La Economía Feminista, que emerge a partir de los años 90, se encarga –precisamente– de visibilizar este trabajo que no recogen los indicadores económicos, basados exclusivamente en la producción del mercado, y que sirven para clasificar a los países mundo. Romper con el sesgo androcéntrico de esos índices y estudia el aporte de los trabajos que se desarrollan al margen del mercado. En América Latina, una de las voces más reconocidas en esta materia es la de la argentina Corina Rodríguez, investigadora del Consejo Nacional de Investigaciones Científicas y Técnicas (Conicet).
– ¿Qué propone tu mirada de la Economía Feminista?
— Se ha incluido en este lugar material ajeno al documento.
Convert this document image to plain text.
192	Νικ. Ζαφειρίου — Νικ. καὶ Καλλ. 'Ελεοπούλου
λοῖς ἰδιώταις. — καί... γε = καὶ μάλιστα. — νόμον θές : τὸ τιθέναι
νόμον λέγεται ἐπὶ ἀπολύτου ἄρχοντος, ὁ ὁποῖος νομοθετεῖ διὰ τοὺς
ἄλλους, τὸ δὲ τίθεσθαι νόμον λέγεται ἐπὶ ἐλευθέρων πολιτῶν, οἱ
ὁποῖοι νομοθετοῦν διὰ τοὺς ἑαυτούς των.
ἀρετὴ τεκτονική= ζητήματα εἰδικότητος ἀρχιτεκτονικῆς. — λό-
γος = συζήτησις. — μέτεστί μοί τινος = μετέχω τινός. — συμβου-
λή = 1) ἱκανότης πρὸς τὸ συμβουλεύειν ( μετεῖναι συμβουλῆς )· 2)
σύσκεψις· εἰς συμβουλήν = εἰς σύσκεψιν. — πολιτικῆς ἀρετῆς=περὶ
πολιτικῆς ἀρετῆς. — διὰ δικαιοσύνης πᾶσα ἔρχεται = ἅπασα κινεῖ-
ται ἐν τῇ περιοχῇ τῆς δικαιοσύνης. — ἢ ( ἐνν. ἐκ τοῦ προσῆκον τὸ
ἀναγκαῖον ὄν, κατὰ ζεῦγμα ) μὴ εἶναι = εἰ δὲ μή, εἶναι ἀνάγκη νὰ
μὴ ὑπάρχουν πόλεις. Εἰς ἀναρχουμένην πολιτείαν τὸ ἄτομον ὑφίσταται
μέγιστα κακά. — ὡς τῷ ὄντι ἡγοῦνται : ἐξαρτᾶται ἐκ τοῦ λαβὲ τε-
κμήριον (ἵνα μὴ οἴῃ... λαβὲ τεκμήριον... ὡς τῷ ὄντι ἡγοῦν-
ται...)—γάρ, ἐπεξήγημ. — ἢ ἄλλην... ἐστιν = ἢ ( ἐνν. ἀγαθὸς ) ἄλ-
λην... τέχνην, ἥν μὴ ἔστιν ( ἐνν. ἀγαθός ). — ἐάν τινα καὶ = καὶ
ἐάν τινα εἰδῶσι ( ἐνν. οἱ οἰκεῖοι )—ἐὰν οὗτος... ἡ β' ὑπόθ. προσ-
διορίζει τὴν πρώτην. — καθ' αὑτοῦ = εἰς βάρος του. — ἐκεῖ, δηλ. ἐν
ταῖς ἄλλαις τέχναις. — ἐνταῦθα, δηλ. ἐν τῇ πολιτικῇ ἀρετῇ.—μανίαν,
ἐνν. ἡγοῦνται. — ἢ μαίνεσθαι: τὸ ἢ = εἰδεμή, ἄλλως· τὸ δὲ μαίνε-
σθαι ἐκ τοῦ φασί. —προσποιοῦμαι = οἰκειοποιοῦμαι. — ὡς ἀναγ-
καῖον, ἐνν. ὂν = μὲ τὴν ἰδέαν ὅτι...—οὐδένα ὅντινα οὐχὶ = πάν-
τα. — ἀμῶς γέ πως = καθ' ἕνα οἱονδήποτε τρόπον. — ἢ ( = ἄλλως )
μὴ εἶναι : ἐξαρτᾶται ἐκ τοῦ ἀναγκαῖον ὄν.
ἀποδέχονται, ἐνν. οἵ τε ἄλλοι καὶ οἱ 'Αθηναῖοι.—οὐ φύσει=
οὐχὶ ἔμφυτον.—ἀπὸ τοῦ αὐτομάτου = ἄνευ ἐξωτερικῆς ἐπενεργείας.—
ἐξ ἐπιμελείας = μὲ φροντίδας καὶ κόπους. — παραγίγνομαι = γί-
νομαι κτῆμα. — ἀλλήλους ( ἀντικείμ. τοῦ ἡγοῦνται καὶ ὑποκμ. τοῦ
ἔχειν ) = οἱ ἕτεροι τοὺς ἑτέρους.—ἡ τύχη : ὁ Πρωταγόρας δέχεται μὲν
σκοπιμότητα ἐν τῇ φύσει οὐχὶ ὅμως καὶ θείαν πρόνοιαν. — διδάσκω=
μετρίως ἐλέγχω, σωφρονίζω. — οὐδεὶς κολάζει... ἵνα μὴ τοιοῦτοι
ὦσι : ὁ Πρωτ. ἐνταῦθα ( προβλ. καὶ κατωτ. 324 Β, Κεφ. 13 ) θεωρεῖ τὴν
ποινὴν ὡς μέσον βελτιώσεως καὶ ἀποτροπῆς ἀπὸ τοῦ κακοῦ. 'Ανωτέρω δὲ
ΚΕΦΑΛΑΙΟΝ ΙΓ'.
– Busca la necesidad de pensar la economía desde otros parámetros. Pretende mostrar que la dinámica de la economía capitalista es inherentemente reproductora de desigualdades socioeconómicas con todas sus interseccionalidades. Reproduce desigualdad de género, de raza, de clase, generacional o territorial, y cualquier aspiración de igualdad de género es incompatible con el sistema capitalista, no se puede pensar en avanzar hacia un sistema más igualitario en el marco de estas relaciones económicas. De ahí deviene la necesidad de pensar otra economía.
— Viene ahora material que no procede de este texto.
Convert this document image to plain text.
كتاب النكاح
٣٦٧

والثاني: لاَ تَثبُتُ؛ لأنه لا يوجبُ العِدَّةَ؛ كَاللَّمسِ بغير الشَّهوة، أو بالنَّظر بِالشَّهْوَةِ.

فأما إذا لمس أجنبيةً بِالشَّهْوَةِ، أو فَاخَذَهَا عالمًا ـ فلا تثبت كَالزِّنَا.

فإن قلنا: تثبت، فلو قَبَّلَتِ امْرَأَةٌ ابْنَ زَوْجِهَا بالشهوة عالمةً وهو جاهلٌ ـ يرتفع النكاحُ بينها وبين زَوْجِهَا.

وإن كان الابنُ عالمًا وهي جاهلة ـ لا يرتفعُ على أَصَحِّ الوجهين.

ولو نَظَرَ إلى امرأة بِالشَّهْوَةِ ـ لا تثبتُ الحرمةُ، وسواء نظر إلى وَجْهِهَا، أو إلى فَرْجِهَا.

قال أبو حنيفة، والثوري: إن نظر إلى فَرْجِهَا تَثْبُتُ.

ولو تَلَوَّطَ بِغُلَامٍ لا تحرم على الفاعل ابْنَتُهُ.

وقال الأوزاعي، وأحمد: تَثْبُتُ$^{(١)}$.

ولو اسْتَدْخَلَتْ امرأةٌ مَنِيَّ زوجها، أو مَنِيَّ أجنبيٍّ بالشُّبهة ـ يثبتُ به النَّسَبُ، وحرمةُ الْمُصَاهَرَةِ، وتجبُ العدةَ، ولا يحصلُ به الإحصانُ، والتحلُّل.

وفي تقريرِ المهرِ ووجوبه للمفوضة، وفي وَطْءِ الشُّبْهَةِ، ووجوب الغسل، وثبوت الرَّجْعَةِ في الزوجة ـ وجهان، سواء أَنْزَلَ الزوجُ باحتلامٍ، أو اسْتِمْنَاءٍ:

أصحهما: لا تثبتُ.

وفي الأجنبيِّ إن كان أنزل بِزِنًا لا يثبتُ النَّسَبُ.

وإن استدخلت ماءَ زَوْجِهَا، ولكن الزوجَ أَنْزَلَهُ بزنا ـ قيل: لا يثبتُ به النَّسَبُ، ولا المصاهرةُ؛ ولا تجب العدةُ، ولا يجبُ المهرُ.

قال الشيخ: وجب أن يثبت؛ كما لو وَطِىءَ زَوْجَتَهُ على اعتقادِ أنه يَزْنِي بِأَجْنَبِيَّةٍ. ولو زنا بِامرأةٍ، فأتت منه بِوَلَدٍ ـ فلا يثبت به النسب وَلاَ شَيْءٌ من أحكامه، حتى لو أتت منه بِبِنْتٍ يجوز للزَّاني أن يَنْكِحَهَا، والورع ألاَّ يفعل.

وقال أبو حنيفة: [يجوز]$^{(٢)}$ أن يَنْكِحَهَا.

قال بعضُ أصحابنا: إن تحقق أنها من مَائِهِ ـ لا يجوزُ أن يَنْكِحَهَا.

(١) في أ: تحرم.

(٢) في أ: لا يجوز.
– ¿Nos referimos a desigualdades que vendrían dadas por la división sexual del trabajo, el trabajo de cuidados y reproductivo?
– Sí, es uno de los aspectos fundamentales de esta desigualdad. La economía se sigue apoyando en que una parte muy importante de la reproducción de la vida se resuelve con el trabajo intensivo y no remunerado de las mujeres y con el trabajo super explotador y remunerado de las mujeres. El trabajo de las mujeres sostiene la dinámica capitalista, contribuye a la acumulación capitalista, a la generación de plusvalía y es incompatible, por eso mismo, con la sostenibilidad de la vida porque el trabajo de las mujeres no es infinito y la sobre-explotación tiene consecuencias en la calidad de vida de ellas.
– En su libro “El patriarcado del salario”, Silvia Federici menciona que el trabajo doméstico, más allá de “limpiar” la casa es “atender a los asalariados: cubrir sus necesidades físicas, emocionales y sexuales; dejarlos listos para que trabajen un día tras otro”. Habla del “trabajo oculto de miles de mujeres” que se esconde detrás de cada fábrica, oficina, colegio… ¿Es esta la ‘dinámica capitalista’ que sostenemos nosotras, a la que se refiere ud.?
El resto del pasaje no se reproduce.